Five newly identified genetic regions linked to the onset of migraine could boost scientists' understanding of what drives the painful headaches, researchers say.
"This study has greatly advanced our biological insight about the cause of migraine," Dr. Aarno Palotie, from the Wellcome Trust Sanger Institute in the United Kingdom, said in an institute news release. Migraine is difficult to study, he added, because "between episodes the patient is basically healthy, so it's extremely difficult to uncover biochemical clues."
In their research, Palotie's team pinpointed five genetic regions tied to migraine. They did so after analyzing the results of 29 different genetic studies involving more than 100,000 samples from people with and without migraines.
Some of the five regions are close to a network of genes that are sensitive to oxidative stress, a biochemical process that leads to improper functioning of cells. The researchers believe that many of the genes in regions associated with migraine are interconnected and may be disrupting the internal regulation of tissue and cells in the brain, resulting in some of the symptoms of migraine.
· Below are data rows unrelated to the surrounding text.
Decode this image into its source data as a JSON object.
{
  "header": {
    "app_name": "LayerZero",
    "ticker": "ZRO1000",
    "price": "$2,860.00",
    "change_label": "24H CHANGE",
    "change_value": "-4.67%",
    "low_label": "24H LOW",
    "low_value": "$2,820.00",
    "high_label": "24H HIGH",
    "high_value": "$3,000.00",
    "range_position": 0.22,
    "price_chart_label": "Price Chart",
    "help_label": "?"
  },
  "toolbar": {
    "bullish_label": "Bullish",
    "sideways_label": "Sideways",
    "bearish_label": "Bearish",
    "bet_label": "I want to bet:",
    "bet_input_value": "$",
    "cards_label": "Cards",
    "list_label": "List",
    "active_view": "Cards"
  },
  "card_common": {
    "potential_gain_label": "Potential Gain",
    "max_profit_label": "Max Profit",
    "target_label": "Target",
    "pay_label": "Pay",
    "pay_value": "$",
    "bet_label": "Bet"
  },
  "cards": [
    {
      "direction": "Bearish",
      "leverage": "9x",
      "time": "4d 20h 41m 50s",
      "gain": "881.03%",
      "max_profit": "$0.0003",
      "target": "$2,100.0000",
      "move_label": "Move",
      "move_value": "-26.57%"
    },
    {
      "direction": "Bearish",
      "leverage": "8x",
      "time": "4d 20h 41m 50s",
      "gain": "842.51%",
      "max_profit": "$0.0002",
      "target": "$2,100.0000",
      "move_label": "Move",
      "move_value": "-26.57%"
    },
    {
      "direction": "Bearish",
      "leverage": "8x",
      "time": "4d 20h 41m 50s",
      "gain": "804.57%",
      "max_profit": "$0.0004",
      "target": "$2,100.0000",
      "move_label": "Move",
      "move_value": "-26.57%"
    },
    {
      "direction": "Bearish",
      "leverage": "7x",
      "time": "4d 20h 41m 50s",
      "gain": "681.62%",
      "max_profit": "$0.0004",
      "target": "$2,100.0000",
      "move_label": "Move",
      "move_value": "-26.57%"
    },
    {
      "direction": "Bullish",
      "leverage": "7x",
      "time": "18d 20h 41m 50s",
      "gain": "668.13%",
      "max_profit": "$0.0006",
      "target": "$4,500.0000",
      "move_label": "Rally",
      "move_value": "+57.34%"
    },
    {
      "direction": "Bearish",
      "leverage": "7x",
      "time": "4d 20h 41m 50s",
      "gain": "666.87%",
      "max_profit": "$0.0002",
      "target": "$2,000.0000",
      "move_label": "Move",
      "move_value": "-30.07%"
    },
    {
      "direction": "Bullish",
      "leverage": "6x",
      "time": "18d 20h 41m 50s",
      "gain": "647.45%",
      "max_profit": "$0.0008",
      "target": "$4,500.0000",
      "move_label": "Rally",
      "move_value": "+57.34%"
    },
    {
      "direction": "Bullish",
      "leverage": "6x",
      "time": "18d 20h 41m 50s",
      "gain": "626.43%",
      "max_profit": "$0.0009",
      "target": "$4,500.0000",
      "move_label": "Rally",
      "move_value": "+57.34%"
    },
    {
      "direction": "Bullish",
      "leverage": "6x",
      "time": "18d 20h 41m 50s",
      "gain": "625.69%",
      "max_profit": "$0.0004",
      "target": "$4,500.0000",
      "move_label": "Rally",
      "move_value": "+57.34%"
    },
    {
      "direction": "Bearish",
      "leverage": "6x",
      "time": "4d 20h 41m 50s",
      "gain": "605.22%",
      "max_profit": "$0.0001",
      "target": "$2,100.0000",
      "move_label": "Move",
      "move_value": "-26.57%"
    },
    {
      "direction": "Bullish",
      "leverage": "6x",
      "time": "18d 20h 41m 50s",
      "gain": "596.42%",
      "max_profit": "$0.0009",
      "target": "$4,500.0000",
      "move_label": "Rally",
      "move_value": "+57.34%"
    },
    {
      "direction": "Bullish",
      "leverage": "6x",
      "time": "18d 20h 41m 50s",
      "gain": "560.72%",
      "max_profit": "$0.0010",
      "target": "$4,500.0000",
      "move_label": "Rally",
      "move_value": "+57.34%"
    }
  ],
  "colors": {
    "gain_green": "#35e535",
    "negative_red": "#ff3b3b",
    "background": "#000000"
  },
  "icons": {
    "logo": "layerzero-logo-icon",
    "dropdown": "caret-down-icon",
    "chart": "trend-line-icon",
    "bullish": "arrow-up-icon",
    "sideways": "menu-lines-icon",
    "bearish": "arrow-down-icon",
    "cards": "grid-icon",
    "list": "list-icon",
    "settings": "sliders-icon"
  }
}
The researchers also identified another 134 genetic regions that are possibly associated with migraine susceptibility.
Migraine affects about 14 percent of adults, and according to the researchers this was the largest study of migraine genetics to date.
"We would not have made discoveries by studying smaller groups of individuals," study co-author Dr. Gisela Terwindt, of Leiden University Medical Centre in the Netherlands, said in the news release. Having such a large study population "means we can tease out the genes that are important suspects and follow them up in the lab."